Sql-server – Comparing running total with group by

sql server

working with Two scenarios

CREATE TABLE [dbo].[Test](
    [LineID] [int] NULL,
    [BusinessUnit] [nvarchar](50) NULL,
    [Value] [nvarchar](50) NULL,
    [Amount] [money] NULL
) ON [PRIMARY]
GO


INSERT INTO dbo.Test
SELECT 1, 'ABC', 'Apple', 20.00 UNION
SELECT 2, 'DEF', 'Apple', 40.00 UNION
SELECT 3, 'ABC', 'Apple', -20.00 UNION
SELECT 4, 'DEF', 'Apple', -40.00

above scenario is Invalid — and i need to get line 1, 2, 3, 4 as output because the amount total is not Zero for same business unit as to follow the sequence.
ABC should adjust to zero (Sum of Amount) in the order of InvoiceLine, before new business unit line being added.
So DEF(Line 2) started before ABC business unit's lines turned to zero.


INSERT INTO dbo.Test
SELECT 1, 'ABC', 'Apple', 20.00 UNION
SELECT 2, 'ABC', 'Apple', -20.00 UNION
SELECT 3, 'DEF', 'Apple', 40.00 UNION
SELECT 4, 'DEF', 'Apple', -40.00

this is Valid, and the code should not return any value as this is valid entry.
DEF (line 3) started with ABC's amount total equals to zero.

Best Answer

Answer based on clarifications in comments

The question, really, is giving two data scenarios and saying in the first case, all rows should be returned in a select because when you order the rows by lineID and keep track of the cumulative sum of the Amount value then any time the BusinessUnit value changes if the cumulative sum of the Amount value is not zero, return the rows. In the second scenario, the cumulative sum for Amount is zero every time the Business Unit value changes when ordered by LineID - so no row is returned.

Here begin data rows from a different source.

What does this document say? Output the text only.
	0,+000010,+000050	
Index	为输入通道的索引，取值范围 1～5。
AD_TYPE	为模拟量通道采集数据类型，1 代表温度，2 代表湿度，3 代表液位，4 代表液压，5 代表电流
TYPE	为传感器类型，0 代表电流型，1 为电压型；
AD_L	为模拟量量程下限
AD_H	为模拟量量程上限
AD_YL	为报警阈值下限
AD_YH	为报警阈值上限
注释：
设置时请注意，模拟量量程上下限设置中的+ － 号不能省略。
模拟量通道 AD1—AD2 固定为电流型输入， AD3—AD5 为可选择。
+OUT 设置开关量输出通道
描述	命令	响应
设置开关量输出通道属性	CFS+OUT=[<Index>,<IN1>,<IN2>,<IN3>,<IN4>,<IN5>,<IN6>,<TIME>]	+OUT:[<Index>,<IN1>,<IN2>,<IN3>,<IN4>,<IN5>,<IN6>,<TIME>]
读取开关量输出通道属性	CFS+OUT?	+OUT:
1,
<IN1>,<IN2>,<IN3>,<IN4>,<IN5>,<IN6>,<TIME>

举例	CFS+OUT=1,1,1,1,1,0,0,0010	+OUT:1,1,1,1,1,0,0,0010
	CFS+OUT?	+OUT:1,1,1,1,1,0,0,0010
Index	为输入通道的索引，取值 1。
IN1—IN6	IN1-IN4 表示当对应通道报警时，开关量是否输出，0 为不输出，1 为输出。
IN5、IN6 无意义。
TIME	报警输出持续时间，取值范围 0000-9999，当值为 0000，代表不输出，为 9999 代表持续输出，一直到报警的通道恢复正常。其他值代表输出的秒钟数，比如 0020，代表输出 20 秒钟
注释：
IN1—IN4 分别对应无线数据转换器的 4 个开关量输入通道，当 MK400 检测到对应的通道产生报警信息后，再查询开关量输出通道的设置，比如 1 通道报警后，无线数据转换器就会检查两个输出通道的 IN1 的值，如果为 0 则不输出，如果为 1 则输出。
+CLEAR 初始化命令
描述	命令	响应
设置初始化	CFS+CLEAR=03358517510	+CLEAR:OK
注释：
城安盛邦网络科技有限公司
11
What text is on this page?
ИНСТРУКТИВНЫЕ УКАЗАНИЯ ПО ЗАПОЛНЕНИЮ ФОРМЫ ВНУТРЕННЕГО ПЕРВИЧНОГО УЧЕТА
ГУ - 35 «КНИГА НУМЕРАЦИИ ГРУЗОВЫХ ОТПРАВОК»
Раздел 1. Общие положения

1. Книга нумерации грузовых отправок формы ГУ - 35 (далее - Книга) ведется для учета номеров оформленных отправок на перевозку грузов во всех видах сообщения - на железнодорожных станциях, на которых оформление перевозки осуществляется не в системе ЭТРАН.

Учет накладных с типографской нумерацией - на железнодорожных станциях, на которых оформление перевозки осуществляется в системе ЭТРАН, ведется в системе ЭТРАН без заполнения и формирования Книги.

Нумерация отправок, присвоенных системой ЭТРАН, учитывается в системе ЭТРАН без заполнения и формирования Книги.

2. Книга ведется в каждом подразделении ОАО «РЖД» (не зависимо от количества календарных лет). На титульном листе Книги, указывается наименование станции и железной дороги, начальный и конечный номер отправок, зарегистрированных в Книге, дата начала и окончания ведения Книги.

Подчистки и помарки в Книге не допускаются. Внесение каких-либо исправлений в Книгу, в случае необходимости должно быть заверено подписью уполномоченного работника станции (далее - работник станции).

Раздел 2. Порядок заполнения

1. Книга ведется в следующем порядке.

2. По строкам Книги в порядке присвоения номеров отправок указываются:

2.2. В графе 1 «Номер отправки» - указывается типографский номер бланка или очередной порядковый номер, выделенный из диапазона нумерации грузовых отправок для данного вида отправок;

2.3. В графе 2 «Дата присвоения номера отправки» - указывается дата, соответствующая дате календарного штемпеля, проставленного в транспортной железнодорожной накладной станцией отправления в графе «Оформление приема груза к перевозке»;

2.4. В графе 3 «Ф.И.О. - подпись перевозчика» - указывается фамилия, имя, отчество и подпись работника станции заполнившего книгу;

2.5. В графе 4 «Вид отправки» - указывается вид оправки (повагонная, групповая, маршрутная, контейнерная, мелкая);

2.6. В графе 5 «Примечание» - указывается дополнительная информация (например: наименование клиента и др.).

There are two ways to do this.

You can write a cursor that will iterate through your rows one by one and use local variables to store values, track the cumulative sum and note which rows fail the check, then somehow store those rows in a temporary table and return the table contents at the end.

However, as someone noted in comments, the strength in a database lies in set operations - dealing with sets of data at a time. So...

The second way to do this is as a "single" statement. This is really an aggregation of multiple statements - but they are all selects. The approach below makes use of the T-SQL lag function, which can read values from prior rows in an ordered result set. This function requires a partition clause - which allows us to create "windows" on our data - but we don't actually need those windows - we are happy to treat the whole dataset as a single window. So I guess ultimately this also processes rows one by one, but using T-SQL's native function rather than writing our own cursor.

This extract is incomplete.